Yazımızın izleyen bölümlerinde Türkiye’de yerleşik kurumların yurt dışından doğrudan finans kuruluşları yerine yurt dışında yerleşik ve finans kuruluşları dışında kalan diğer şirketlerden dolaylı olarak kullanmış oldukları kredilere ilişkin faiz giderlerinin K.V.K.’nın 30. maddesinde düzenlenmiş bulunan tevkifat uygulaması karşısındaki durumu ayrıntılı olarak açıklanacaktır.
II. SERMAYE HAREKETLERİNE İLİŞKİN DÜZENLEMELER;
Türkiye’de yerleşik kişilerin yurt dışından kredi kullanmalarının usul ve esaslarına ilişkin olarak Türk Parası Kıymetini Koruma Hakkında 32 Sayılı Karar ile bu Karara ilişkin (2008-32/34) no’lu tebliğde bir kısım düzenlemeler yapılmıştır. Ayrıca Türkiye Cumhuriyet Merkez Bankası A.Ş.’nin 2002/YB-1 ve 2002/ŞB-1 sayılı Genelgesinde de bu hususla ilgili olarak bir kısım düzenlemeler yapılmıştır. Anılan düzenlemeler çerçevesinde Türkiye’de yerleşik gerçek ve tüzel kişilerin yurt dışından kredi kullanmalarına ilişkin usul ve esaslar şu şekilde olacaktır.

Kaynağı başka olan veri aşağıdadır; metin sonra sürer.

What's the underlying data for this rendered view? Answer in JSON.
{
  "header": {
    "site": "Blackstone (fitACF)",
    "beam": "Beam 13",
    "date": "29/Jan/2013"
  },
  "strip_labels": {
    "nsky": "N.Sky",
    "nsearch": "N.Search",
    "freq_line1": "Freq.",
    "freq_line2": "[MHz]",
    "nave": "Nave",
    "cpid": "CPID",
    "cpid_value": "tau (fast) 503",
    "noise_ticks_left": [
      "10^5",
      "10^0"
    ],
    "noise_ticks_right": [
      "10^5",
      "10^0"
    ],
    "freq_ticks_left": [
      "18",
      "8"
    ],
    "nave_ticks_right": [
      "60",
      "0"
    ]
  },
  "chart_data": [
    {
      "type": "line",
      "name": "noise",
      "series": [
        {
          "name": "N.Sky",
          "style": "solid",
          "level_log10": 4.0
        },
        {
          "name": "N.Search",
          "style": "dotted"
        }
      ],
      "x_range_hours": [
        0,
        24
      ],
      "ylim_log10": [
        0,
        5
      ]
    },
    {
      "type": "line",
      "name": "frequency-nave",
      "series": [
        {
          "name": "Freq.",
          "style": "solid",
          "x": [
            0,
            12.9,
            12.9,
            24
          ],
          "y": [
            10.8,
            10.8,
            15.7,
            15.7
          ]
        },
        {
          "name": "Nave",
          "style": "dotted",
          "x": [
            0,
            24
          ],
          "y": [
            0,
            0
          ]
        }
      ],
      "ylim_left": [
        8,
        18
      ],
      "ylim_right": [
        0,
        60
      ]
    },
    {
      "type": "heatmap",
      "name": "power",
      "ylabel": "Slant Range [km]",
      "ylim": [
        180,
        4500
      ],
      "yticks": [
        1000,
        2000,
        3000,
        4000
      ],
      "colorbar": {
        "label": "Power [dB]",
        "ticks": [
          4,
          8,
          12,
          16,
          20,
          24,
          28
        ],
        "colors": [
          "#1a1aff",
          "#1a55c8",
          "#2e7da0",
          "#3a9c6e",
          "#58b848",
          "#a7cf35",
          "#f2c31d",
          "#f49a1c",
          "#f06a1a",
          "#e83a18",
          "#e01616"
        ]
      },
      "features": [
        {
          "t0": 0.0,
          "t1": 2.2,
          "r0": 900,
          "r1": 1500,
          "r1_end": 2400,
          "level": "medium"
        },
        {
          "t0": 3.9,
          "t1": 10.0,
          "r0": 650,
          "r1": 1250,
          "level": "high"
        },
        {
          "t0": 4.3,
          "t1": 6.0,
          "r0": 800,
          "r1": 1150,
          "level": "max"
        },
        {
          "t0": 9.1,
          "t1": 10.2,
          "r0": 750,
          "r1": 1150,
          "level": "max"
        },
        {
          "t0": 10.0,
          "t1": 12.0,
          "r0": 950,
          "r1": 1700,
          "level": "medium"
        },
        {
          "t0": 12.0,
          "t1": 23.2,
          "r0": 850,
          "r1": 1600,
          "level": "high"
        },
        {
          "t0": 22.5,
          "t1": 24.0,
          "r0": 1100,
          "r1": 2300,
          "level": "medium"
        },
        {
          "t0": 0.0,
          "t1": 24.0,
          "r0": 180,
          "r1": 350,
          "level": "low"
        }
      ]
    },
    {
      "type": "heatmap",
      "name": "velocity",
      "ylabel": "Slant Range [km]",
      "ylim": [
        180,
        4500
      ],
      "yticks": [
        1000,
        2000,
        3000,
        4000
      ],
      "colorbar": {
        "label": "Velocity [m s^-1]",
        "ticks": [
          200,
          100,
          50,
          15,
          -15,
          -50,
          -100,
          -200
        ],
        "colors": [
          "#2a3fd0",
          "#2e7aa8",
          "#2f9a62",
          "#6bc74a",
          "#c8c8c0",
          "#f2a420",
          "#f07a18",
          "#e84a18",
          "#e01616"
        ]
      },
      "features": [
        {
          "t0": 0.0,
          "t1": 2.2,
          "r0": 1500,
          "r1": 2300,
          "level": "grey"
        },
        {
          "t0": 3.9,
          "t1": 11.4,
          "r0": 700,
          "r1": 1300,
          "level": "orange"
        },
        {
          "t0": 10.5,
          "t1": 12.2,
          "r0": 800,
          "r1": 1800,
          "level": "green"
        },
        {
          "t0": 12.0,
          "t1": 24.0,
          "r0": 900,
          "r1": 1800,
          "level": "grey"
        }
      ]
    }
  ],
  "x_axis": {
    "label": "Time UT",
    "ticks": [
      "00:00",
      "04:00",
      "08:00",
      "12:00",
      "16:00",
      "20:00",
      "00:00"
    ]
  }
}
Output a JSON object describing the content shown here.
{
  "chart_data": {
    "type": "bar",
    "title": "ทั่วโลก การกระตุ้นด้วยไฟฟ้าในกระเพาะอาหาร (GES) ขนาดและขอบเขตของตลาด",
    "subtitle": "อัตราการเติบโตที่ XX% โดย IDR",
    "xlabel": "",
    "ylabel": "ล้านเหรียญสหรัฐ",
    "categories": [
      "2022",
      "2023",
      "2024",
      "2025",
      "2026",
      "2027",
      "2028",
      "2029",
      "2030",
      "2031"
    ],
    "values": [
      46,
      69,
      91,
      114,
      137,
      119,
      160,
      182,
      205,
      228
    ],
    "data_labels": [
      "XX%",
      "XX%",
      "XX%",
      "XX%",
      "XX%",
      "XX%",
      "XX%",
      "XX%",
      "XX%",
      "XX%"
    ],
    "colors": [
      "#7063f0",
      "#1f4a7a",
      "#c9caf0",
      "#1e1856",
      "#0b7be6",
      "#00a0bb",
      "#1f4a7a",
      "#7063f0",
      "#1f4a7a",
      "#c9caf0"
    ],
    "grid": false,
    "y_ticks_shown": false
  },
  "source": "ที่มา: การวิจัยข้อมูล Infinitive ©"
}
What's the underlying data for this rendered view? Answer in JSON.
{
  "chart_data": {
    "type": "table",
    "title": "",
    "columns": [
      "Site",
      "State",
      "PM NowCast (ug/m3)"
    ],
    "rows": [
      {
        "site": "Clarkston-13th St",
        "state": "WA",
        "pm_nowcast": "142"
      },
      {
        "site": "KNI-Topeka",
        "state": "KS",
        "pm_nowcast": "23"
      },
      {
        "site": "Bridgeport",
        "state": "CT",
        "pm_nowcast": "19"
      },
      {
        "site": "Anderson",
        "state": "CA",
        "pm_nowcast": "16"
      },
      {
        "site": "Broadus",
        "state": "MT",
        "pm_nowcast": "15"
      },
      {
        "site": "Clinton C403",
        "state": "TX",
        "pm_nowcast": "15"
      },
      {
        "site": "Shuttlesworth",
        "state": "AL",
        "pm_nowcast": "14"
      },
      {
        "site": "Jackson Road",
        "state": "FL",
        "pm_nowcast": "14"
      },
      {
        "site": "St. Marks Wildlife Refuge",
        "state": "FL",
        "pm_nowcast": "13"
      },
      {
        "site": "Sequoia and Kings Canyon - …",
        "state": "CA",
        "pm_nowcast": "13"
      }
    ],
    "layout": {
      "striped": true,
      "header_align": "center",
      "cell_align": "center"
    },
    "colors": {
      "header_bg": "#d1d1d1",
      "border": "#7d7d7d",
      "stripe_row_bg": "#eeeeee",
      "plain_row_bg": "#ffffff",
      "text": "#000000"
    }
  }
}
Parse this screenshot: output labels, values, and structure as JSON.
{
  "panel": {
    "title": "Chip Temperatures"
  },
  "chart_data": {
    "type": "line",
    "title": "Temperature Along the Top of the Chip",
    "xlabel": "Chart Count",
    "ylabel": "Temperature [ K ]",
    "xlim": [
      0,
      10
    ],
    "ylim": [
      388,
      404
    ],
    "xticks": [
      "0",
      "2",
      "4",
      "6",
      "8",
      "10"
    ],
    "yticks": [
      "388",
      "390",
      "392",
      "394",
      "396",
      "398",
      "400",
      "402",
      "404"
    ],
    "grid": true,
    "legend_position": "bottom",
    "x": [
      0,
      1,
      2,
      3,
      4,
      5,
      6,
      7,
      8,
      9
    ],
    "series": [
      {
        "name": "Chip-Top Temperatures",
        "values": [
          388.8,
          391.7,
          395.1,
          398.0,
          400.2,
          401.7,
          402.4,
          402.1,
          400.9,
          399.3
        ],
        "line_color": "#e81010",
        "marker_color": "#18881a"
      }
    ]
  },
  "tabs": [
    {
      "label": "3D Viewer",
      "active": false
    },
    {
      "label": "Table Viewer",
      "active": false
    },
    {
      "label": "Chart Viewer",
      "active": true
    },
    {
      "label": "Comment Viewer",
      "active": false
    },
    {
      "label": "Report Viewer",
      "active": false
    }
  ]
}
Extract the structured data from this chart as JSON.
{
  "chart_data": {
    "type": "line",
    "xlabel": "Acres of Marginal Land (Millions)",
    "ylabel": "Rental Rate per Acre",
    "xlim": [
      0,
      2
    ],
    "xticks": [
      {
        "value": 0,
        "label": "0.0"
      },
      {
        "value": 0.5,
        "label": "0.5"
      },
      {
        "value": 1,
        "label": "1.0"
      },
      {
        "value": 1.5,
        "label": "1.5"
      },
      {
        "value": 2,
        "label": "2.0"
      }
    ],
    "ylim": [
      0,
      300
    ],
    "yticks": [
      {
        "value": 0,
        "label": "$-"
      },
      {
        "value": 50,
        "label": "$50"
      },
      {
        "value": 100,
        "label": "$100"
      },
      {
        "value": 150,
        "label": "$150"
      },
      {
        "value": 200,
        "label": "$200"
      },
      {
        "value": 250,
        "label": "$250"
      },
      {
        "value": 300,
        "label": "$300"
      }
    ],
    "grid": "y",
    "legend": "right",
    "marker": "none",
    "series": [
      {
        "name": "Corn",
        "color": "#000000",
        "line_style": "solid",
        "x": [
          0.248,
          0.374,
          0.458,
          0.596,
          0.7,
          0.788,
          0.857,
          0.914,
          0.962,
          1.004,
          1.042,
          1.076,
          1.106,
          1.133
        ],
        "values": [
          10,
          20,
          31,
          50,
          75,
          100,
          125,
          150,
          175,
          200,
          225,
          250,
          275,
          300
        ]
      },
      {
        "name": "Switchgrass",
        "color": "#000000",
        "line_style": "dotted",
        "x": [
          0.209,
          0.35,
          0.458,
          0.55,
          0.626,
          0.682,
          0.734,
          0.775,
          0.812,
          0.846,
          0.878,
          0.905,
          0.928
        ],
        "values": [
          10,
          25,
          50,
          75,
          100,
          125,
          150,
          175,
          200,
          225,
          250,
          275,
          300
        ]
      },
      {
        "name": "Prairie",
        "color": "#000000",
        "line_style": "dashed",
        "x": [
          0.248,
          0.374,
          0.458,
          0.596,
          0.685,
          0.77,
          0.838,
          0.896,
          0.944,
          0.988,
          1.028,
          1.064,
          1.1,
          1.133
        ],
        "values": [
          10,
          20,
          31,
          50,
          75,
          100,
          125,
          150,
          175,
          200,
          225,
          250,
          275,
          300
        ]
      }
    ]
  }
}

a. T.P.K.K.H.K. Uyarınca Yurt Dışından Kredi Alınması;
Türk parasının kıymetini korumak amacıyla Türk Parası Kıymetini Koruma Hakkında 32 Sayılı Karar ile; Türk parasının yabancı paralar karşısındaki değerinin belirlenmesine, döviz ve dövizi temsil eden belgelere (menkul kıymetler ve diğer sermaye piyasası araçları dahil) ilişkin tüm işlemler ile dövizlerin tasarruf ve idaresine, Türk parası ve Türk parasını temsil eden belgelerin (menkul kıymetler ve diğer sermaye piyasası araçları dahil) ithal ve ihracına, kıymetli maden, taş ve eşyalara ilişkin işlemlere, ihracata, ithalata, özelliği olan ithalat ve ihracata, görünmeyen işlemlere, sermaye hareketlerine ilişkin kambiyo işlemlerine ait düzenleyici ve sınırlayıcı esaslar tayin edilmiştir. Anılan Kararın 2. maddesinde yurt dışında işçi, serbest meslek ve müstakil iş sahibi Türk vatandaşları dahil Türkiye’de kanuni yerleşim yeri bulunan gerçek ve tüzel kişilerin “Türkiye’de yerleşik kişi” olarak değerlendirileceği, Türkiye’de yerleşik sayılmayan gerçek ve tüzel kişilerin ise dışarıda yerleşik kişi olarak değerlendirileceği hüküm altına alınmıştır.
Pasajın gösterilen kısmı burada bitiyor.